Your comment really reinforces my point, though: nothing the traffic department can do will ever be enough for many people in the community. By their account (thanks Itamar for the link), they sent out nearly 10,000 notices about the project, and held half a dozen meetings. We agree there was a lot of publicity. After receiving feedback from the community, they created a brand new plan based on that feedback. Then once they implemented it, they were slammed for “not listening”.
I’m not saying that because many people didn’t bother to attend a meeting or even skim the project website they have forfeited their right to complain now. I disagree that the project as implemented is “illogical” but I support a community discussion about how it could be better. All I’m saying is, don’t try to put the blame on the traffic department. It’s difficult to imagine how they could have done better considering the many constraints they’re under, including many councillors breathing down their necks about being “responsive”. I’m not sure if you yourself hold this opinion, Peter, but many people seem to be ticked off that the department wasn’t responsive to people who never spoke up. That’s why I say that they can’t win.
If you were in charge of the project, how would you have performed outreach?
Exactly AllisS the trolls got what they deserved a DELAY. Did anyone I know including myself want a delay? NO.
I wanted the bike lanes to be viewed as “how can we get them on our street or our neighborhood”.

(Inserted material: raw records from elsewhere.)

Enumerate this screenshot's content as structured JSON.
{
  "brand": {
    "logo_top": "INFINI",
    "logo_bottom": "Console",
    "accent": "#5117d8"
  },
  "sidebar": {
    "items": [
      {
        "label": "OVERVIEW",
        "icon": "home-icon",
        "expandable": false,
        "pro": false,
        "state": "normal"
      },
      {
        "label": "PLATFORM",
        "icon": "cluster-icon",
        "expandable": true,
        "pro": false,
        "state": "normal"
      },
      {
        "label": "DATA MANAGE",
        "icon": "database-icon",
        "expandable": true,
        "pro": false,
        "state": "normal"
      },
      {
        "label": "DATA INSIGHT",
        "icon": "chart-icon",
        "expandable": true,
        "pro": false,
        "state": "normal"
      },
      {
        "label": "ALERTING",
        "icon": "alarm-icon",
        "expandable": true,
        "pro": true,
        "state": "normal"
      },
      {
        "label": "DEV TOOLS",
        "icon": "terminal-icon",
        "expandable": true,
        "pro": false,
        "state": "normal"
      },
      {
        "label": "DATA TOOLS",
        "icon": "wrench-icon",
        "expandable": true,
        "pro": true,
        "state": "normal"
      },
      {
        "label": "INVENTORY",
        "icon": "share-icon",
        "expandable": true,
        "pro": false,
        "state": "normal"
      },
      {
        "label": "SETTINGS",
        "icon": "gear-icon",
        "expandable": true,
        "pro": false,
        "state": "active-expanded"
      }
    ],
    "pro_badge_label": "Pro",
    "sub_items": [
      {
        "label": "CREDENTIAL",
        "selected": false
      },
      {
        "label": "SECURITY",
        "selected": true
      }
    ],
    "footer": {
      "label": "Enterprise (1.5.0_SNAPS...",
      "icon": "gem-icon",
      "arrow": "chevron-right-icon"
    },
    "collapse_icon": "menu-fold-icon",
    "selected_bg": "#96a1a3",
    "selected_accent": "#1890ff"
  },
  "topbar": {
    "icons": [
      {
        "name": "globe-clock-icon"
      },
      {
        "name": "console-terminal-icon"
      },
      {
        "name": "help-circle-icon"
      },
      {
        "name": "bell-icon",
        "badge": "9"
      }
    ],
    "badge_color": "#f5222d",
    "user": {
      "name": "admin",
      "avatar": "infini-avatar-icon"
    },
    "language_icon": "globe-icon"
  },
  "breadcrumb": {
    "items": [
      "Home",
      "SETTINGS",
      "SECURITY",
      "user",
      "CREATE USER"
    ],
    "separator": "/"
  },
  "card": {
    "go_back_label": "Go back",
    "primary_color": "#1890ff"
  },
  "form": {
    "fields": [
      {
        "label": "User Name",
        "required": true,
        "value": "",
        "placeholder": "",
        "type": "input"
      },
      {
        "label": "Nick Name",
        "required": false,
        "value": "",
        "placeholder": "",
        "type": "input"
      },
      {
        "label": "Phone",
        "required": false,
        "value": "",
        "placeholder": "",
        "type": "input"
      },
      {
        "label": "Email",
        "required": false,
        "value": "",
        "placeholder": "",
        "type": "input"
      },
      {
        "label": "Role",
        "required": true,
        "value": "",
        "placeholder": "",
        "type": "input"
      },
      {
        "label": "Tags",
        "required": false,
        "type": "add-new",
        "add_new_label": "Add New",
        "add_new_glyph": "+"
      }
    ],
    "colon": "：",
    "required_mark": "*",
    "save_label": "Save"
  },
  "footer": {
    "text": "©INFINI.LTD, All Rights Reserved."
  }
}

Instead people are panicked rightly so if and when they hear a whisper of a quick build I mean destruction lane coming in. It’s people like frankd and slow that have really damage the bike lane standing.
@AllisS You seem to be insulted by having your own position stated back to you. In that case maybe reevaluate that position rather than shoot the messenger?
People in low income housing are much less likely to own cars but they get trotted out to defend car centric infrastructure by people who don’t care about them otherwise. This is bad faith.
@prc you have the personality of a bully and the more you show it the more ridiculous your shtick of pretending to care about the thing you constantly rail against looks.
@Slaw You twist my position in the most vicious way possible, then make an absurd statement that it’s *my* position. These despicable personal attacks wouldn’t last long on a social media platform (which I’m sure you know). Disappointing that you’re allowed to spew them here.
You took a conversation that started with a discussion of preventing deaths and turned it to a discussion about convenient parking sports. Saying that is not a personal attack. It is literally what you did. If you find that offensive, don’t do it?
What a debacle. Not even considering the effects of hundreds of kids families and teachers driving and parking near the enormous new vassal lane school clogging up those streets at drop off time. (Note the city planners did not account for that completely foreseeable traffic time bomb waiting happen in their changes).
I actually don’t think every kid and teacher should have to drive to school. Bike lanes help provide alternatives.